Einmotorige Schnellboote sind die Taxis der Gegend, und ihr erster Halt war ein kleines Stück Land namens Naru. Zwei Tage später würde sie von dort aus schwimmen, aber der Besuch begann mit einem Willkommensessen in einer Holzhütte, dem einzigen Bauwerk der Insel.

Frau Kennedy ging langsam zur Hütte, ihre Stimme sanft, ihre nackten Füße im Sand – ein Kontrast zu vielen Männern in ihrer Familie, die einen Raum füllen, sobald sie eintreten. Bei öffentlichen Veranstaltungen schlendert sie oft herum und lässt Leute zu sich kommen, was in diesem Fall auch der Fall war.

John Koloni, 60, dessen Vater einer von zwei Salomonen war, die JFKs Kokosnuss zu einem australischen Verbündeten trugen, schüttelte dem Botschafter schnell die Hand. Für Neuankömmlinge, darunter auch ihren Sohn, versuchte Frau Kennedy, die Ereignisse vor 80 Jahren in einen Zusammenhang zu bringen.

„Sie haben etwa 500 Menschen gerettet“, sagte sie.

Am nächsten Tag erzählte Frau Kennedy auf Kennedy Island, wo ihr Vater zum ersten Mal schwamm, einer Menschenmenge, dass „die Alliierten ohne ihre Hilfe nicht hätten gewinnen können.“

Herr Koloni dankte ihr einfach dafür, dass sie einem Versprechen ihres Vaters nachgekommen war.

„Er hat versprochen, wiederzukommen und uns zu besuchen“, sagte er. „Es ist nie passiert, aber jetzt ist seine Tochter hier. Das Versprechen wurde erfüllt.“

Die Reiseroute des Botschafters auf den Salomonen, einem Staat mit 900 Inseln und 710.000 Einwohnern, beinhaltete Stopps an einer Schule, einer Kirche und einem Hilfsprojekt. Sie traf sich mit Premierminister Manasseh Sogavare, der seit Jahren amerikanische Beamte meidet, während er China den Hof macht. Sie drängte auf eine Rückkehr des Friedenskorps. Er stimmte zu, den Prozess zu beschleunigen.

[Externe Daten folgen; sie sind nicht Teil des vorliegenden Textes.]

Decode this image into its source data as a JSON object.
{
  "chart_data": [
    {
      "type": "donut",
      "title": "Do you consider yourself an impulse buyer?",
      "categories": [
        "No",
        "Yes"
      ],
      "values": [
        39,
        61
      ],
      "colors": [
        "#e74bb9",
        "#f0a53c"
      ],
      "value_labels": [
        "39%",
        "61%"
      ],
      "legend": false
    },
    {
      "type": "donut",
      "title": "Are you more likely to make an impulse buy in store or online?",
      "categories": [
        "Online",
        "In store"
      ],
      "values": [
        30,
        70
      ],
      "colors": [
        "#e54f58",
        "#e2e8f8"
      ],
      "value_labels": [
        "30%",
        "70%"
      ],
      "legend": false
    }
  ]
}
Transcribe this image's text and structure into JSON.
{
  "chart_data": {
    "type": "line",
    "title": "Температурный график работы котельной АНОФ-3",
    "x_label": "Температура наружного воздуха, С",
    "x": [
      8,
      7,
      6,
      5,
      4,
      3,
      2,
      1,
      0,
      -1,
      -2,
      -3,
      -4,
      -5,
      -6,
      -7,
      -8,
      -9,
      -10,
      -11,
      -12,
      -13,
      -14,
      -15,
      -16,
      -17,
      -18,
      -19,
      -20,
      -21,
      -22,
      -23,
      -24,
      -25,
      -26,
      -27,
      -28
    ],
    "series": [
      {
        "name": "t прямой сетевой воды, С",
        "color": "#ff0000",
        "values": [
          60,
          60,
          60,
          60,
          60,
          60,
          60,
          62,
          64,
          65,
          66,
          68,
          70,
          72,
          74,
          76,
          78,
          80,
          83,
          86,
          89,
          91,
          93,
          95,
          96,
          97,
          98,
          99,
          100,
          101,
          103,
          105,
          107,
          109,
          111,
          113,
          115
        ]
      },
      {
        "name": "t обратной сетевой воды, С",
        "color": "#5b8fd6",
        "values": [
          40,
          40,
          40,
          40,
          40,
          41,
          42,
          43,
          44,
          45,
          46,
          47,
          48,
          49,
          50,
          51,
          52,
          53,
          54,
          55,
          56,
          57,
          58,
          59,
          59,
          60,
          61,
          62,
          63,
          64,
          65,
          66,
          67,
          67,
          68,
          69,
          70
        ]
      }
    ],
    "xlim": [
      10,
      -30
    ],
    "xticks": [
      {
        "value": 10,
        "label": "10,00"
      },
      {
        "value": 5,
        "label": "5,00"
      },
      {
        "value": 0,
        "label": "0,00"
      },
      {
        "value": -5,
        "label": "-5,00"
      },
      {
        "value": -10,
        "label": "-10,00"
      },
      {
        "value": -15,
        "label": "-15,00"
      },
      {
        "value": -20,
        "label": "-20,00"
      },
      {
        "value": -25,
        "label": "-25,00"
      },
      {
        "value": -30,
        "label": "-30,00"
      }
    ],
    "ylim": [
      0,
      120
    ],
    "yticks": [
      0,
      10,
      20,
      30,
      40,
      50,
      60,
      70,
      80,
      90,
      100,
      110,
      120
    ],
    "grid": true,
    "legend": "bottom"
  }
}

Aber das Wasser – die körperliche Erfahrung der Familiengeschichte – war das, wonach sie sich offenbar am meisten sehnte. Am Morgen des Schwimmens forderte sie den Bootsführer auf, sich schnell zu bewegen. Sie hatte gerade über die Kraft des Optimismus gesprochen – die Idee, sagte sie, „dass das klappen wird und ich nicht nur am Strand sitzen werde.“

Es war das, was ihr Vater zum Überleben brauchte, und vielleicht, sagte sie, was Amerika auch brauchte.

Im seichten Wasser scherzten sie und Herr Schlossberg, 30, ein Jura-Absolvent der Harvard University, über ihre Tendenz, nicht ganz gerade zu schwimmen. Sie drehte ihre Taucherbrille auf und bereitete sich auf den Sprung vor, als plötzlich ein Boot voller junger Salomon-Insulaner auftauchte.

„Schwimmst du mit uns?“ Schrie Frau Kennedy.

Nickend und schreiend schwappten sie auf sie zu. Sie gab einigen von ihnen High-Fives.

„Danke, dass Sie gekommen sind“, sagte sie. “Lass uns gehen.”